McLaughlin’s story isn’t an isolated incident. RealtyTrac, the real estate information company and online marketplace for foreclosed and defaulted properties, said casualties of the reform are just beginning to surface, adding it could be catastrophic for some property owners.
“We have been hearing from quite a few people that this is an issue, and we want to raise awareness, and (show) how it (impacts) some housing markets across the country,” Blomquist told Watchdog.org.
Blomquist said that while the reforms primarily affect coastal properties, where the McLaughlins purchased their property, other areas of the state also are going to feel the squeeze.

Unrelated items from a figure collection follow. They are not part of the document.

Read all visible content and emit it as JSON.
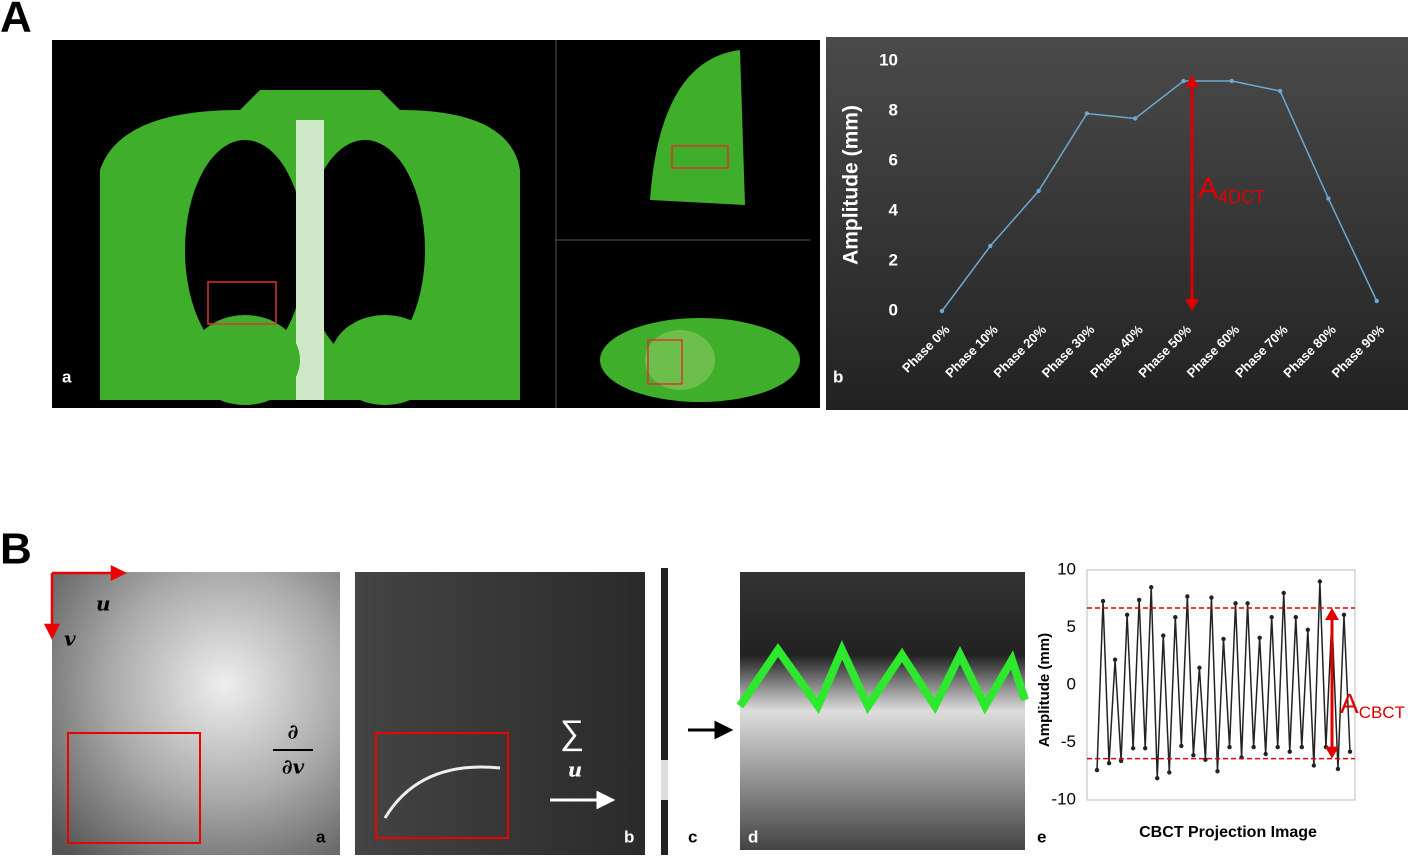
{
  "panel_labels": [
    "A",
    "B"
  ],
  "panel_A_sublabels": [
    "a",
    "b"
  ],
  "panel_B_sublabels": [
    "a",
    "b",
    "c",
    "d",
    "e"
  ],
  "symbols": {
    "u": "u",
    "v": "v",
    "derivative_top": "∂",
    "derivative_bottom": "∂v",
    "sum": "∑",
    "sum_index": "u"
  },
  "chart_data": [
    {
      "type": "line",
      "ylabel": "Amplitude (mm)",
      "categories": [
        "Phase 0%",
        "Phase 10%",
        "Phase 20%",
        "Phase 30%",
        "Phase 40%",
        "Phase 50%",
        "Phase 60%",
        "Phase 70%",
        "Phase 80%",
        "Phase 90%"
      ],
      "values": [
        0,
        2.6,
        4.8,
        7.9,
        7.7,
        9.2,
        9.2,
        8.8,
        4.5,
        0.4
      ],
      "color": "#6fa8d0",
      "ylim": [
        0,
        10
      ],
      "yticks": [
        0,
        2,
        4,
        6,
        8,
        10
      ],
      "annotation": {
        "text": "A",
        "subscript": "4DCT",
        "color": "#e00000"
      }
    },
    {
      "type": "line",
      "ylabel": "Amplitude  (mm)",
      "xlabel": "CBCT Projection Image",
      "values": [
        -7.4,
        7.3,
        -6.8,
        2.2,
        -6.6,
        6.1,
        -5.5,
        7.4,
        -5.5,
        8.5,
        -8.1,
        4.3,
        -7.6,
        5.9,
        -5.3,
        7.7,
        -6.1,
        1.5,
        -6.5,
        7.6,
        -7.5,
        4.0,
        -5.4,
        7.1,
        -6.3,
        7.1,
        -5.4,
        4.1,
        -6.0,
        5.9,
        -5.4,
        8.0,
        -5.8,
        5.9,
        -5.4,
        4.8,
        -7.0,
        9.0,
        -5.4,
        5.8,
        -7.3,
        6.1,
        -5.8
      ],
      "color": "#222222",
      "ylim": [
        -10,
        10
      ],
      "yticks": [
        -10,
        -5,
        0,
        5,
        10
      ],
      "reference_lines": [
        6.7,
        -6.4
      ],
      "reference_color": "#e00000",
      "annotation": {
        "text": "A",
        "subscript": "CBCT",
        "color": "#e00000"
      }
    }
  ]
}
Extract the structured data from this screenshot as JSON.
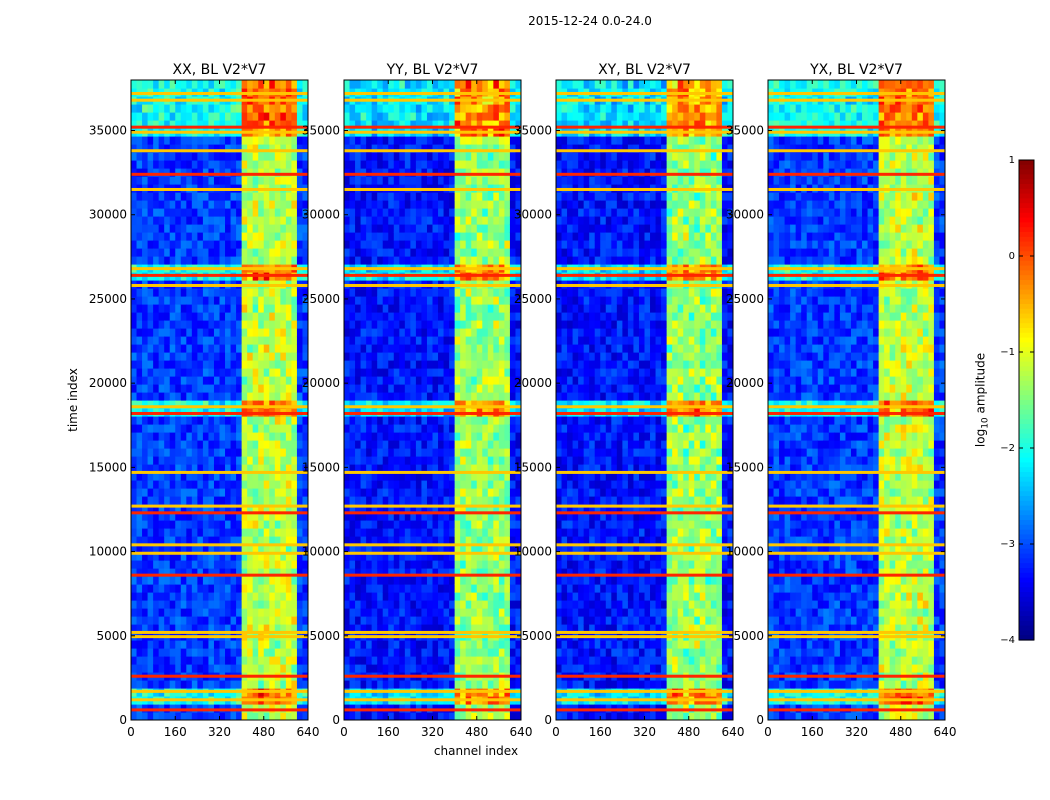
{
  "chart_data": {
    "type": "heatmap",
    "suptitle": "2015-12-24 0.0-24.0",
    "xlabel": "channel index",
    "ylabel": "time index",
    "xlim": [
      0,
      640
    ],
    "ylim": [
      0,
      38000
    ],
    "xticks": [
      0,
      160,
      320,
      480,
      640
    ],
    "yticks": [
      0,
      5000,
      10000,
      15000,
      20000,
      25000,
      30000,
      35000
    ],
    "panels": [
      {
        "title": "XX, BL V2*V7",
        "show_ylabel": true
      },
      {
        "title": "YY, BL V2*V7",
        "show_ylabel": false
      },
      {
        "title": "XY, BL V2*V7",
        "show_ylabel": false
      },
      {
        "title": "YX, BL V2*V7",
        "show_ylabel": false
      }
    ],
    "colorbar": {
      "label_main": "log",
      "label_sub": "10",
      "label_tail": " amplitude",
      "range": [
        -4,
        1
      ],
      "ticks": [
        1,
        0,
        -1,
        -2,
        -3,
        -4
      ],
      "tick_labels": [
        "1",
        "0",
        "−1",
        "−2",
        "−3",
        "−4"
      ],
      "colormap": "jet"
    },
    "features": {
      "bright_channel_bands": [
        [
          405,
          420
        ],
        [
          420,
          440
        ],
        [
          450,
          475
        ],
        [
          475,
          500
        ],
        [
          520,
          535
        ],
        [
          555,
          585
        ]
      ],
      "rfi_time_rows": [
        600,
        1200,
        1700,
        2600,
        4950,
        5200,
        8600,
        9900,
        10400,
        12300,
        12700,
        14700,
        18200,
        18600,
        25800,
        26400,
        26800,
        31500,
        32400,
        33800,
        34900,
        35200,
        36800,
        37200
      ],
      "high_activity_time_ranges": [
        [
          26300,
          27200
        ],
        [
          18000,
          19000
        ],
        [
          1000,
          2000
        ],
        [
          34800,
          38000
        ]
      ],
      "baseline_level": [
        -3.1,
        -3.3,
        -3.3,
        -3.1
      ]
    }
  }
}
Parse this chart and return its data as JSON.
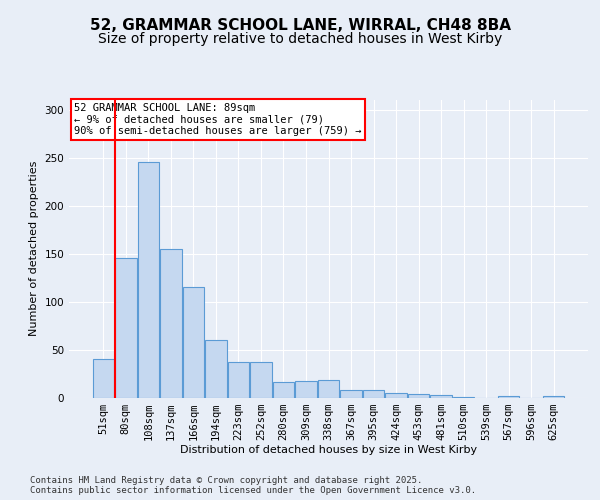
{
  "title_line1": "52, GRAMMAR SCHOOL LANE, WIRRAL, CH48 8BA",
  "title_line2": "Size of property relative to detached houses in West Kirby",
  "xlabel": "Distribution of detached houses by size in West Kirby",
  "ylabel": "Number of detached properties",
  "categories": [
    "51sqm",
    "80sqm",
    "108sqm",
    "137sqm",
    "166sqm",
    "194sqm",
    "223sqm",
    "252sqm",
    "280sqm",
    "309sqm",
    "338sqm",
    "367sqm",
    "395sqm",
    "424sqm",
    "453sqm",
    "481sqm",
    "510sqm",
    "539sqm",
    "567sqm",
    "596sqm",
    "625sqm"
  ],
  "values": [
    40,
    145,
    245,
    155,
    115,
    60,
    37,
    37,
    16,
    17,
    18,
    8,
    8,
    5,
    4,
    3,
    1,
    0,
    2,
    0,
    2
  ],
  "bar_color": "#c5d8f0",
  "bar_edge_color": "#5b9bd5",
  "vline_x_index": 1,
  "vline_color": "red",
  "annotation_text": "52 GRAMMAR SCHOOL LANE: 89sqm\n← 9% of detached houses are smaller (79)\n90% of semi-detached houses are larger (759) →",
  "annotation_box_color": "white",
  "annotation_box_edge": "red",
  "bg_color": "#e8eef7",
  "plot_bg_color": "#e8eef7",
  "footer_text": "Contains HM Land Registry data © Crown copyright and database right 2025.\nContains public sector information licensed under the Open Government Licence v3.0.",
  "ylim": [
    0,
    310
  ],
  "yticks": [
    0,
    50,
    100,
    150,
    200,
    250,
    300
  ],
  "title_fontsize": 11,
  "subtitle_fontsize": 10,
  "axis_label_fontsize": 8,
  "tick_fontsize": 7.5,
  "annotation_fontsize": 7.5,
  "footer_fontsize": 6.5
}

TaxWatch, the research institute that promotes political and economic freedoms of Floridians, said in a report that Pinellas, Miami-Dade and Lee counties make up about 48 percent of the total subsidized and state policies most affected by the increases. In total, about 268,648 policies will be affected.
Jack McCabe, CEO of McCabe Research & Consulting, said South Florida’s real estate economy already is feeling the pain.
“I have Realtors and others calling and saying that this is already killing” deals, McCabe said. So far, commercial property and second-mortgage lenders have felt the pain.
The struggles come as no surprise to FEMA.
In response to an email sent by Watchdog.org asking the agency if it was aware of cases like McLaughlin's, a representative sent us to this link. There, FEMA indicates that about one-fifth of policies increased 25 percent to reflect the cost of the total risk, but the information sheet doesn’t explain why some policies have increased more than 700 percent from one year to the next.
“The problem is that people are also beginning to see increases in property taxes because the market prices have increased in the last 18 months,” McCabe said.
Florida lawmakers introduced legislation Dec. 17 to lessen the effects of the flood insurance reform, as well as encourage more private insurers to participate. The sponsors of the bill, Sen. Jeff Brandes, R-St. Petersburg, and Rep. Larry Ahern, R-Seminole, are confident private insurers will see there’s money to be made once they do the math. Since 1978, Florida property owners have paid $16 billion in premiums while only receiving $4 billion in claims payments.
Not everyone is sold on the idea.
“The insurance industry is in business to make money, but we don’t know if they will want to issue policies in high-risk areas,” McCabe said.
Florida isn’t the only state devastated by the new reforms. In September, Mississippi sued FEMA to get the courts to exempt the state’s property owners from steep rate increases.
McLaughlin, meanwhile, lives with buyer’s remorse.
“With my various contacts with senators and representatives in Florida and Maryland, I was getting no advice, help or support. I was on my own trying to figure out what I should do.
“I’m stuck with a house I can’t sell. I can’t fix up the house because it has no value to me now,” McLaughlin said.
And since no other private insurer has been willing to issue a policy on the property, the couple feel its only hope is to try to pay off the mortgage. Without a lender calling the shots, they can opt out of the flood insurance altogether and roll the dice.
“If I had known about it, I never would have done this,” McLaughlin said.